The Transformer Era: From Vision to Massive Scaling
The answer to that question arrived in 2017, and it expanded the problem entirely. A team of Google researchers published a paper titled “Attention Is All You Need,” introducing the transformer architecture — a design that shifted AI’s center of gravity from images to sequences. Language. Audio. Code. Anything ordered in time. Where CNNs had given machines the ability to see, transformers gave them the ability to read, reason, and generate. The implications for compute were immediate and profound. Training a convolutional network on ImageNet required days on two consumer GPUs. Training a transformer-based large language model required weeks on thousands of specialized ones. The compute demands of the transformer era didn’t just grow — they scaled exponentially with model size, and the research community had already internalized Ilya Sutskever’s founding thesis from the bedroom in Toronto: scale is the mechanism.
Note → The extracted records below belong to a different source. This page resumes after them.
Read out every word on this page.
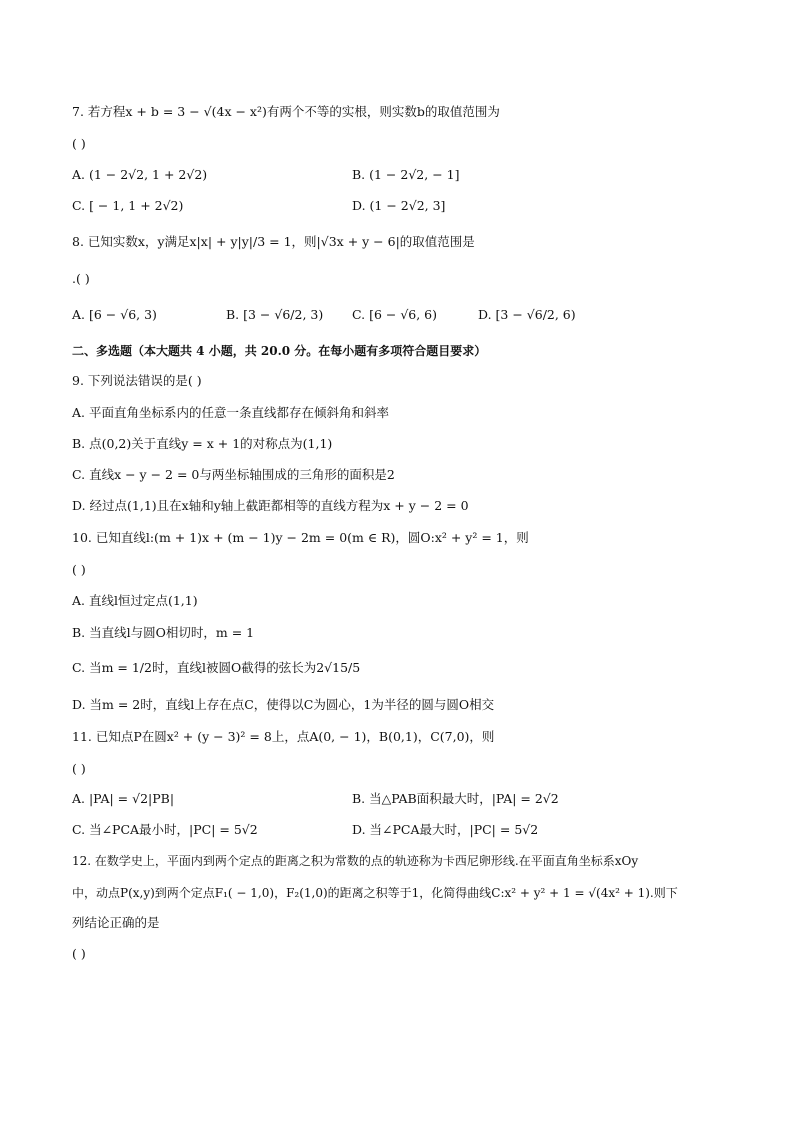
7. 若方程x + b = 3 − √(4x − x²)有两个不等的实根，则实数b的取值范围为
( )
A. (1 − 2√2, 1 + 2√2)	B. (1 − 2√2, − 1]
C. [ − 1, 1 + 2√2)	D. (1 − 2√2, 3]
8. 已知实数x，y满足x|x| + y|y|/3 = 1，则|√3x + y − 6|的取值范围是
.( )
A. [6 − √6, 3)	B. [3 − √6/2, 3) C. [6 − √6, 6)	D. [3 − √6/2, 6)
二、多选题（本大题共 4 小题，共 20.0 分。在每小题有多项符合题目要求）
9. 下列说法错误的是( )
A. 平面直角坐标系内的任意一条直线都存在倾斜角和斜率
B. 点(0,2)关于直线y = x + 1的对称点为(1,1)
C. 直线x − y − 2 = 0与两坐标轴围成的三角形的面积是2
D. 经过点(1,1)且在x轴和y轴上截距都相等的直线方程为x + y − 2 = 0
10. 已知直线l:(m + 1)x + (m − 1)y − 2m = 0(m ∈ R)，圆O:x² + y² = 1，则
( )
A. 直线l恒过定点(1,1)
B. 当直线l与圆O相切时，m = 1
C. 当m = 1/2时，直线l被圆O截得的弦长为2√15/5
D. 当m = 2时，直线l上存在点C，使得以C为圆心，1为半径的圆与圆O相交
11. 已知点P在圆x² + (y − 3)² = 8上，点A(0, − 1)，B(0,1)，C(7,0)，则
( )
A. |PA| = √2|PB|	B. 当△PAB面积最大时，|PA| = 2√2
C. 当∠PCA最小时，|PC| = 5√2	D. 当∠PCA最大时，|PC| = 5√2
12. 在数学史上，平面内到两个定点的距离之积为常数的点的轨迹称为卡西尼卵形线.在平面直角坐标系xOy
中，动点P(x,y)到两个定点F₁( − 1,0)，F₂(1,0)的距离之积等于1，化简得曲线C:x² + y² + 1 = √(4x² + 1).则下
列结论正确的是
( )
More data, more compute, deeper networks — better results. Every new capability unlocked by the transformer architecture required another order of magnitude of compute to achieve it. The GPU era had begun in 2012. By 2017 it had become something the original GTX 580 could not have imagined.
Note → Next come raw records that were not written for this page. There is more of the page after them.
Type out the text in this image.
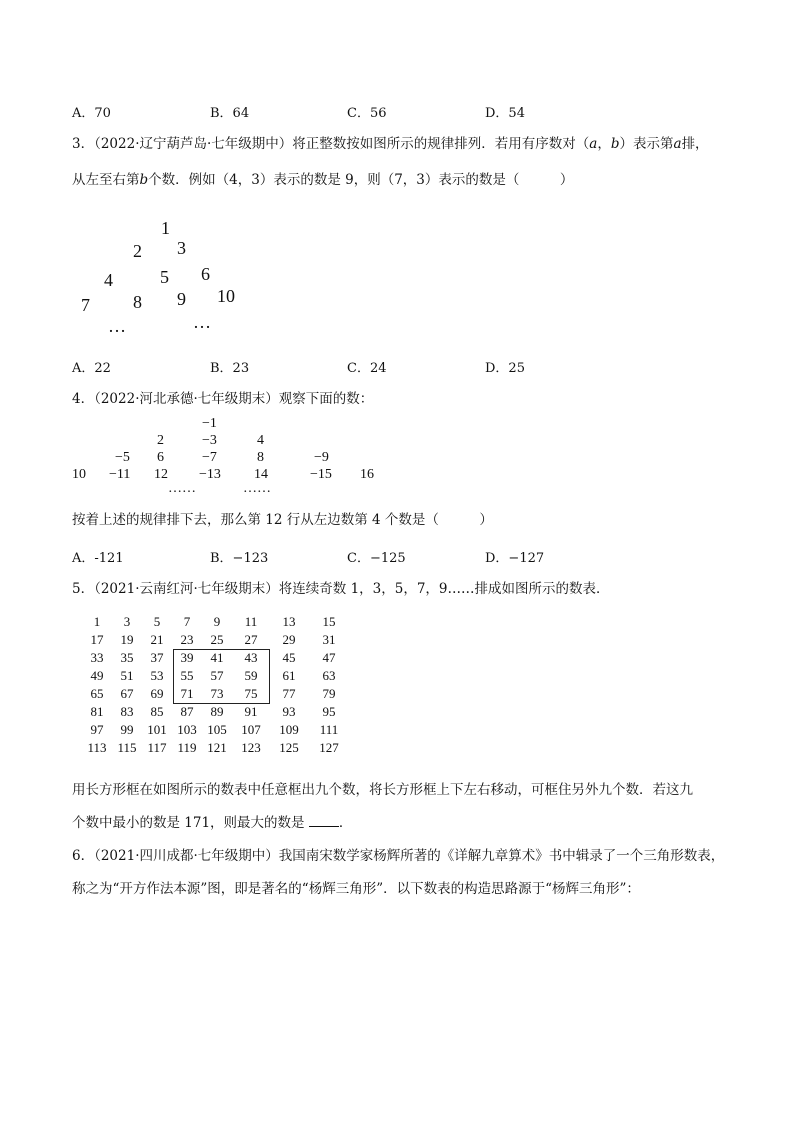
A．70	B．64	C．56	D．54
3．（2022·辽宁葫芦岛·七年级期中）将正整数按如图所示的规律排列．若用有序数对（a，b）表示第a排，
从左至右第b个数．例如（4，3）表示的数是 9，则（7，3）表示的数是（　　　）
1
2 3
4	5 6
7 8 9 10
…	…
A．22	B．23	C．24	D．25
4．（2022·河北承德·七年级期末）观察下面的数：
−1
2	−3	4
−5 6	−7	8	−9
10 −11 12 −13 14	−15 16
……	……
按着上述的规律排下去，那么第 12 行从左边数第 4 个数是（　　　）
A．-121	B．−123	C．−125	D．−127
5．（2021·云南红河·七年级期末）将连续奇数 1，3，5，7，9……排成如图所示的数表．
1	3	5	7	9	11	13	15
17	19	21	23	25	27	29	31
33	35	37	39	41	43	45	47
49	51	53	55	57	59	61	63
65	67	69	71	73	75	77	79
81	83	85	87	89	91	93	95
97	99	101 103 105	107	109	111
113 115 117 119 121	123	125	127
用长方形框在如图所示的数表中任意框出九个数，将长方形框上下左右移动，可框住另外九个数．若这九
个数中最小的数是 171，则最大的数是	．
6．（2021·四川成都·七年级期中）我国南宋数学家杨辉所著的《详解九章算术》书中辑录了一个三角形数表，
称之为“开方作法本源”图，即是著名的“杨辉三角形”．以下数表的构造思路源于“杨辉三角形”：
Semiconductor Response and the Expansion of AI Infrastructure
What the transformer made inevitable, the semiconductor industry built. Google had already deployed its first Tensor Processing Unit internally in 2015, purpose-built for the matrix multiplication operations that neural networks demand — a direct institutional response to the compute trajectory AlexNet had set in motion. As transformer-scale training became the dominant workload, every major hyperscaler followed. AWS built Trainium and Inferentia. Apple embedded Neural Engines in every iPhone. Qualcomm built AI acceleration into mobile processors reaching billions of devices. NVIDIA, meanwhile, had consciously transformed itself — introducing Tensor Cores in its Volta architecture specifically to accelerate the matrix operations at the heart of deep learning, evolving through the V100 and A100 to the H100 and beyond. A company that earned roughly $4 billion annually in 2012, almost entirely from gaming, was generating over $90 billion in data center revenue by 2024. That entire arc — from a $500 graphics card in a Toronto bedroom to the most valuable semiconductor company in history — traces to a five-day training run on two GTX 580s. The hyperscaler AI infrastructure that now consumes billions of dollars in capital expenditure quarterly, the GPU clusters that power every large language model in production today, the purpose-built silicon racing to meet demand that shows no sign of slowing — all of it is downstream of three elements converging for the first time in a bedroom in the Toronto area in 2012. AlexNet didn’t just win a competition. It defined what computing would become.